Teachers in ATR pool get first temporary assignment of many

The Department of Education gave out temporary assignments yesterday to nearly 2,000 teachers who are on the city payroll but who do not have permanent jobs in schools.

That didn’t stop dozens of teachers from lining up outside the Brooklyn Museum yesterday afternoon for one of the last hiring fairs before school starts next week. Members of the Absent Teacher Reserve, the pool of teachers whose positions have been cut, mostly due to budget cuts or school closures, received special invitations to the job fair from the DOE, encouraging them to be “proactive” in their job search.

If those teachers are not offered jobs this week, they will be asked to rotate between different schools on a weekly basis as substitute teachers, according to an arrangement made by the teachers union and the DOE earlier this summer to avoid teacher layoffs. In previous years, ATRs were typically assigned to one school for the entire year to cover for absent teachers.

There were 1,940 teachers in the ATR pool as of Aug. 19. Typically, the pool shrinks in the first weeks of the school year as principals hasten to fill open positions.

Those who logged into the job portal for excessed teachers yesterday morning found information on what schools to report to in September.

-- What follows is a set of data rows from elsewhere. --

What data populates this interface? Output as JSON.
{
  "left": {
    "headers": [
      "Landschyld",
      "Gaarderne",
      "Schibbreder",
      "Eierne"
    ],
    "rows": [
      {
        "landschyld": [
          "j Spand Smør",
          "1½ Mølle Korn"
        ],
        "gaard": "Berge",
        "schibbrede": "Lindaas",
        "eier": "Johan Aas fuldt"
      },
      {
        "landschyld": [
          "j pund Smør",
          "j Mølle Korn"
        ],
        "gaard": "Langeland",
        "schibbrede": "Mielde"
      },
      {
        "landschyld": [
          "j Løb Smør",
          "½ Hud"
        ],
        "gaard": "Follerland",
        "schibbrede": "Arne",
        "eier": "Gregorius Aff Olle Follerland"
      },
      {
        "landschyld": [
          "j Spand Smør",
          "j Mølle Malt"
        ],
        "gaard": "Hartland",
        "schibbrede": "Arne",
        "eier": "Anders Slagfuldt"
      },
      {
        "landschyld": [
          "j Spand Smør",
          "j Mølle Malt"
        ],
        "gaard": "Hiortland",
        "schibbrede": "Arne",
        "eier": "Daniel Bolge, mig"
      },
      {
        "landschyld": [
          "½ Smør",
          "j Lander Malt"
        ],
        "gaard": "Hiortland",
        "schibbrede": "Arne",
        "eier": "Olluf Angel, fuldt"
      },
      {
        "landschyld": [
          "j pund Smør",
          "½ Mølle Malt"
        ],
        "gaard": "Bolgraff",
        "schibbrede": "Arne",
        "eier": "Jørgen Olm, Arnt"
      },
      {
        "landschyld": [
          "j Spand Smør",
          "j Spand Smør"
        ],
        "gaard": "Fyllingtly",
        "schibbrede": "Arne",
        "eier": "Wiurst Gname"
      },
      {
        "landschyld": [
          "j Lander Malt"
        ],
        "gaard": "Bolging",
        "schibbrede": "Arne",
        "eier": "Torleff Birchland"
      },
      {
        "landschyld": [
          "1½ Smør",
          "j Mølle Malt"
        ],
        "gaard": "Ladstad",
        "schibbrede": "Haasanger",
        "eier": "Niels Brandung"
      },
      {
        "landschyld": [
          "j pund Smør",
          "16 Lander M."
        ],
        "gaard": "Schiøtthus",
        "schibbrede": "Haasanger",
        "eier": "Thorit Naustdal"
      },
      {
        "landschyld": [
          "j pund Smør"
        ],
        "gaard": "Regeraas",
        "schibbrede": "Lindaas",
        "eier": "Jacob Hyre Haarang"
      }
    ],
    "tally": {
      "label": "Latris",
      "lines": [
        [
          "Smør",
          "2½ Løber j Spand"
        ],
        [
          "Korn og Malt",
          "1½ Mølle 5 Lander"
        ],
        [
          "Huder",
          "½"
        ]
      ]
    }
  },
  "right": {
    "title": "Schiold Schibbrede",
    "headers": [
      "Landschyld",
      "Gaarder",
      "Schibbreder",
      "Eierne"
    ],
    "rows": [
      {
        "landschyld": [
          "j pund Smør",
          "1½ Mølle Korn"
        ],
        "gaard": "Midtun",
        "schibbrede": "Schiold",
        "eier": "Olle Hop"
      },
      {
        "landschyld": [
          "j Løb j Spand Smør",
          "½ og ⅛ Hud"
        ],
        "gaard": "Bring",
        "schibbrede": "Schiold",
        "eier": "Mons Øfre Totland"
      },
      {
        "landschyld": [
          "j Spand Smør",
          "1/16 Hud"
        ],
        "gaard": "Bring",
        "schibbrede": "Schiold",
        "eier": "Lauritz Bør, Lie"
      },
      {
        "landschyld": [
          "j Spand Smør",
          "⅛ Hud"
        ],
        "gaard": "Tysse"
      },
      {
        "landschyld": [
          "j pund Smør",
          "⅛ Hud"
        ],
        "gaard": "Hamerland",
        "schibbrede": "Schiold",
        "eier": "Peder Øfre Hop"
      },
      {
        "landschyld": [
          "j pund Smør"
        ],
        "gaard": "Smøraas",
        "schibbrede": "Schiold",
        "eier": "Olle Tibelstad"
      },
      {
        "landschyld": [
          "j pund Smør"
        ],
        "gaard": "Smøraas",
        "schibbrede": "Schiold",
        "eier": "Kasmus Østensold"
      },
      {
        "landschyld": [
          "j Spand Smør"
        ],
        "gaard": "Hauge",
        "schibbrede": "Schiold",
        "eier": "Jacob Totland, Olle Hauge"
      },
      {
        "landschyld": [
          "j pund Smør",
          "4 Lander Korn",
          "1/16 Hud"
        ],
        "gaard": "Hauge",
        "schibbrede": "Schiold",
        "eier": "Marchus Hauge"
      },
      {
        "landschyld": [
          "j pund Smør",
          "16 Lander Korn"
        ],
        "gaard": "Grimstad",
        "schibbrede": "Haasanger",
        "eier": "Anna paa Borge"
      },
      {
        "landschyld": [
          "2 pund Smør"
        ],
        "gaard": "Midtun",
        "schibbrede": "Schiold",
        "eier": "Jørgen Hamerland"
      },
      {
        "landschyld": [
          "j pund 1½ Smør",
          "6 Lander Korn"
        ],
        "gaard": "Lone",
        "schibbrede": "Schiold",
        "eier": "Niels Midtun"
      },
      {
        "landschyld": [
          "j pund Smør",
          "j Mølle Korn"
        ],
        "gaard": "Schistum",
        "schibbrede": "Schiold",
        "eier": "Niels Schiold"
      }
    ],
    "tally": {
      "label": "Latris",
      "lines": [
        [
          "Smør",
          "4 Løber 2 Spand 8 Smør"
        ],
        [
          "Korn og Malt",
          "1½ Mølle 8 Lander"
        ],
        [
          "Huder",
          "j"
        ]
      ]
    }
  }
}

English teacher Jerome Madramootoo, who was excessed after the city began phasing out Jamaica High School in June, said he was assigned to work at Newtown High School in Queens next month, but given no specific information about what he would be doing there.

Madramootoo said he hoped it would be teaching English, his license area. But he said he wondered what impact he could make on a temporary basis. He came to the job fair armed with a copy of the high school year book he helped produce at Jamaica High School in 2010. He said he wouldn’t be able to lead long-term projects like year books as a substitute teacher.

“The only benefit is that you still have your salary,” he said. “But who would you learn more from, a teacher you had for the full year, or a teacher you had for a half year, or a week? I can’t finish a novel with you, I can’t get into poetry with you in just a week.”

He decried the lack of stability in the new ATR system, and said it hurts students by denying them regular access to qualified teachers.

“You can’t bond with students if there’s no stability. This agreement is not about the students at all.”

Other teachers at the job fair said they were willing to take their chances on the weekly substitute teaching assignments, even though they acknowledged that their experience would be wasted.

“I feel like I’m robbing the kids,” said one Brooklyn elementary school teacher whose position, which she held for five years, fell victim to last-minute budget cuts.

She said this job fair was her first, and she deliberately did not make much of an effort to find a new position.

“I got an assignment for September at a middle school, but I teach elementary school,” she said. “And [a colleague] told me that at the beginning of the year, you don’t really do anything because there aren’t very many teachers absent anyway. If the DOE doesn’t take this seriously, why should I?”

 

Correction: A previous version of this article stated that the job fair was intended for excessed teachers only. According to DOE officials, other people  were also invited to attend.